Intuitively, it's because both $\beta$ and $\mu$ are responsible for the average scale of the volatility.
Say you define a new parameter $\mu' = \mu + \Delta$. Then, it follows that:
$$h_{t+1} + \Delta = \mu' + \phi((h_t + \Delta) - \mu') + \sigma_\eta \eta_t$$
Substituting in the other equation:
$$y_t = \beta e^{-\Delta/2} e^{\frac{h_t + \Delta}{2}} \varepsilon_t$$
If you then define $\beta' = \beta e^{-\Delta/2}$ and $h_t'=h_t + \Delta$, it follows that:
$$y_t = \beta' e^{h'_t/2} \varepsilon_t$$
$$h'_{t+1} = \mu' + \phi(h'_t - \mu') + \sigma_\eta \eta_t$$
This is the same model form that you started with, so you will get the same likelihood no matter the value of $\Delta$, if you adjust both parameters in this way by the same value of $\Delta$; this is the identifiability issue that was alluded to.

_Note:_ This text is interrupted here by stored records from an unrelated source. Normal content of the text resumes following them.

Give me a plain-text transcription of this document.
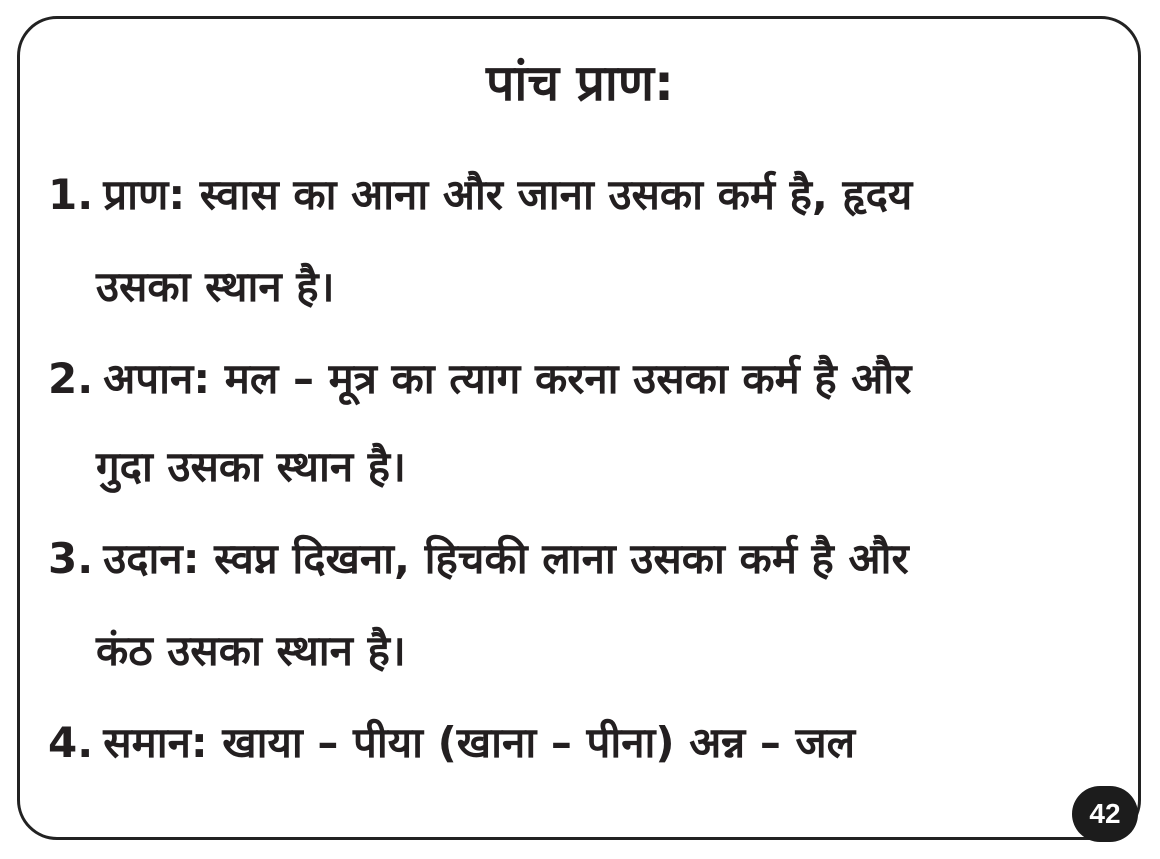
पांच प्राण:
1. प्राण: स्वास का आना और जाना उसका कर्म है, हृदय
उसका स्थान है।
2. अपान: मल – मूत्र का त्याग करना उसका कर्म है और
गुदा उसका स्थान है।
3. उदान: स्वप्न दिखना, हिचकी लाना उसका कर्म है और
कंठ उसका स्थान है।
4. समान: खाया – पीया (खाना – पीना) अन्न – जल
42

In theory it doesn't really matter which parameter you get rid of, but in the paper you linked, the specific application (MCMC) typically works better when parameters are less correlated in the posterior. In this case, it means you should get rid of $\beta$. This is demonstrated empirically in the paper.